Financial Advisers and industry super funds have a lot in common. They are groups that cannot stop talking about themselves and are usually never happy with how they are managed and regulated. They are always pressing for laws overseeing and directing them to be reformed; however, they complain that these laws change too often.


What’s really needed is for the changes not to be knee-jerk, but rather appropriate, effective and in the best interests of all parties. This hasn’t been the case so far.


Quality of Advice Review (QAR) is vital to evaluate if advice management and regulation can be streamlined efficiently. In the past three years however, between 2019 and 2022, the number of registered Australian Financial Advisers declined to almost 10,000. This figure represents a fall of approximately 40%, from 26,500 to 16,700. If the number of Advisers keeps falling this quickly, 3300 a year, Australia will have no human Advisers left within five years.
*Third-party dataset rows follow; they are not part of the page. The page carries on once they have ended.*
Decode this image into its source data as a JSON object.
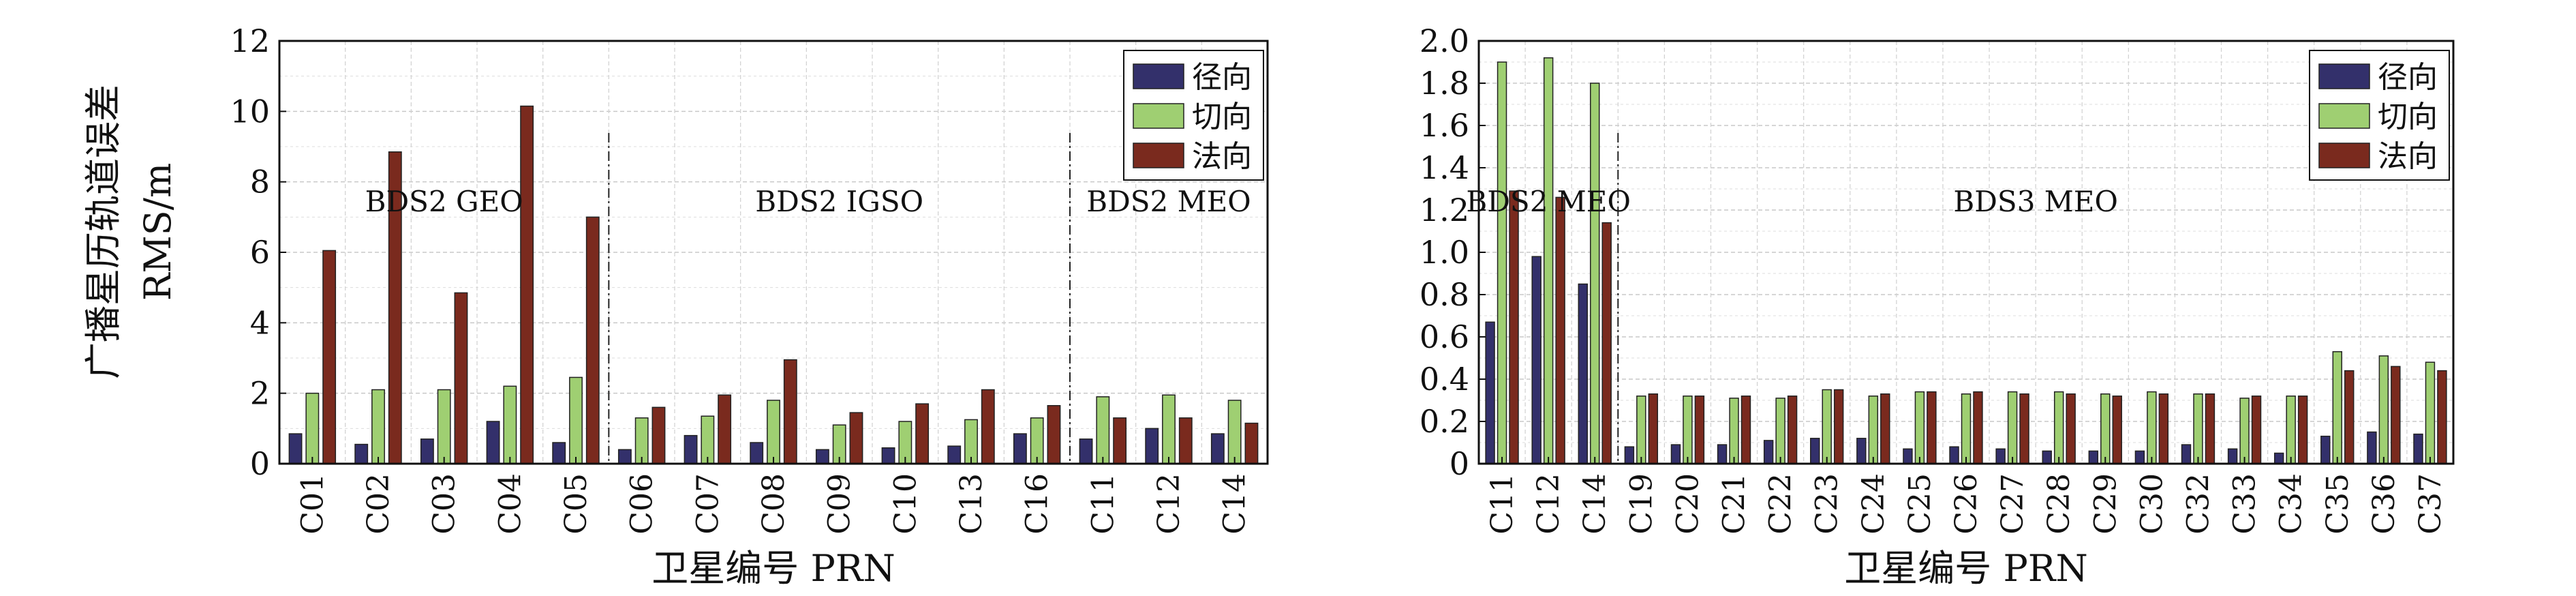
{
  "figure": {
    "ylabel_line1": "广播星历轨道误差",
    "ylabel_line2": "RMS/m"
  },
  "colors": {
    "径向": "#33306b",
    "切向": "#9fcf72",
    "法向": "#7a2a1e"
  },
  "chart_data": [
    {
      "type": "bar",
      "title": "",
      "xlabel": "卫星编号 PRN",
      "ylabel": "广播星历轨道误差 RMS/m",
      "ylim": [
        0,
        12
      ],
      "yticks": [
        "0",
        "2",
        "4",
        "6",
        "8",
        "10",
        "12"
      ],
      "grid": true,
      "legend_position": "top-right",
      "categories": [
        "C01",
        "C02",
        "C03",
        "C04",
        "C05",
        "C06",
        "C07",
        "C08",
        "C09",
        "C10",
        "C13",
        "C16",
        "C11",
        "C12",
        "C14"
      ],
      "series": [
        {
          "name": "径向",
          "values": [
            0.85,
            0.55,
            0.7,
            1.2,
            0.6,
            0.4,
            0.8,
            0.6,
            0.4,
            0.45,
            0.5,
            0.85,
            0.7,
            1.0,
            0.85
          ]
        },
        {
          "name": "切向",
          "values": [
            2.0,
            2.1,
            2.1,
            2.2,
            2.45,
            1.3,
            1.35,
            1.8,
            1.1,
            1.2,
            1.25,
            1.3,
            1.9,
            1.95,
            1.8
          ]
        },
        {
          "name": "法向",
          "values": [
            6.05,
            8.85,
            4.85,
            10.15,
            7.0,
            1.6,
            1.95,
            2.95,
            1.45,
            1.7,
            2.1,
            1.65,
            1.3,
            1.3,
            1.15
          ]
        }
      ],
      "regions": [
        {
          "label": "BDS2 GEO",
          "categories": [
            "C01",
            "C02",
            "C03",
            "C04",
            "C05"
          ]
        },
        {
          "label": "BDS2 IGSO",
          "categories": [
            "C06",
            "C07",
            "C08",
            "C09",
            "C10",
            "C13",
            "C16"
          ]
        },
        {
          "label": "BDS2 MEO",
          "categories": [
            "C11",
            "C12",
            "C14"
          ]
        }
      ]
    },
    {
      "type": "bar",
      "title": "",
      "xlabel": "卫星编号 PRN",
      "ylabel": "",
      "ylim": [
        0,
        2.0
      ],
      "yticks": [
        "0",
        "0.2",
        "0.4",
        "0.6",
        "0.8",
        "1.0",
        "1.2",
        "1.4",
        "1.6",
        "1.8",
        "2.0"
      ],
      "grid": true,
      "legend_position": "top-right",
      "categories": [
        "C11",
        "C12",
        "C14",
        "C19",
        "C20",
        "C21",
        "C22",
        "C23",
        "C24",
        "C25",
        "C26",
        "C27",
        "C28",
        "C29",
        "C30",
        "C32",
        "C33",
        "C34",
        "C35",
        "C36",
        "C37"
      ],
      "series": [
        {
          "name": "径向",
          "values": [
            0.67,
            0.98,
            0.85,
            0.08,
            0.09,
            0.09,
            0.11,
            0.12,
            0.12,
            0.07,
            0.08,
            0.07,
            0.06,
            0.06,
            0.06,
            0.09,
            0.07,
            0.05,
            0.13,
            0.15,
            0.14
          ]
        },
        {
          "name": "切向",
          "values": [
            1.9,
            1.92,
            1.8,
            0.32,
            0.32,
            0.31,
            0.31,
            0.35,
            0.32,
            0.34,
            0.33,
            0.34,
            0.34,
            0.33,
            0.34,
            0.33,
            0.31,
            0.32,
            0.53,
            0.51,
            0.48
          ]
        },
        {
          "name": "法向",
          "values": [
            1.29,
            1.26,
            1.14,
            0.33,
            0.32,
            0.32,
            0.32,
            0.35,
            0.33,
            0.34,
            0.34,
            0.33,
            0.33,
            0.32,
            0.33,
            0.33,
            0.32,
            0.32,
            0.44,
            0.46,
            0.44
          ]
        }
      ],
      "regions": [
        {
          "label": "BDS2 MEO",
          "categories": [
            "C11",
            "C12",
            "C14"
          ]
        },
        {
          "label": "BDS3 MEO",
          "categories": [
            "C19",
            "C20",
            "C21",
            "C22",
            "C23",
            "C24",
            "C25",
            "C26",
            "C27",
            "C28",
            "C29",
            "C30",
            "C32",
            "C33",
            "C34",
            "C35",
            "C36",
            "C37"
          ]
        }
      ]
    }
  ]
}
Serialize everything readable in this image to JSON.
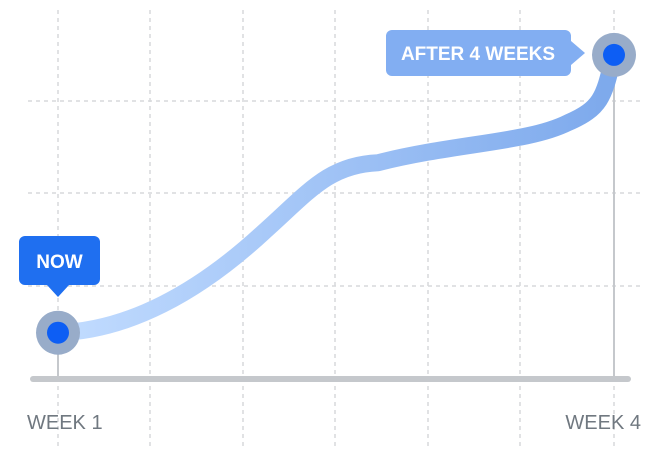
{
  "chart_data": {
    "type": "line",
    "categories": [
      "WEEK 1",
      "WEEK 4"
    ],
    "tick_labels": [
      "WEEK 1",
      "WEEK 4"
    ],
    "series": [
      {
        "points": [
          {
            "x": 1,
            "y": 0.5
          },
          {
            "x": 4,
            "y": 3.5
          }
        ]
      }
    ],
    "callouts": [
      {
        "text": "NOW",
        "at": "start"
      },
      {
        "text": "AFTER 4 WEEKS",
        "at": "end"
      }
    ],
    "grid": true,
    "line_gradient": [
      "#c2dcff",
      "#7da9ec"
    ],
    "marker_color": "#0d5ef4",
    "marker_ring_color": "#98acc9",
    "callout_colors": {
      "now": "#1f6ff0",
      "after": "#82aef2"
    },
    "axis_color": "#c5c8cc",
    "grid_color": "#d7d9dc"
  }
}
It indicates how viciously the tsunami of reforms this past decade has struck the industry, beginning with the Future Of Financial Advice (FOFA) reforms in 2012, followed by the launch of ASIC’s Financial Advice Register in 2015.



The height of regulation occurred with the ill-fated 2017 Financial Adviser Standards and Ethics Authority (FASEA), which lasted just a few years before it introduced even more regulation and then collapsed, leaving the industry with excessive regulation and and an unclear future.


This change led to revenue crush and compliance overload, drastically increasing operating costs for Advisers. These high operating costs have turned personally-delivered financial advice into a luxury that only the wealthy and high-income earners can afford.


The outcome of the QAR is yet to be published, which leaves the future of the industry in doubt at best.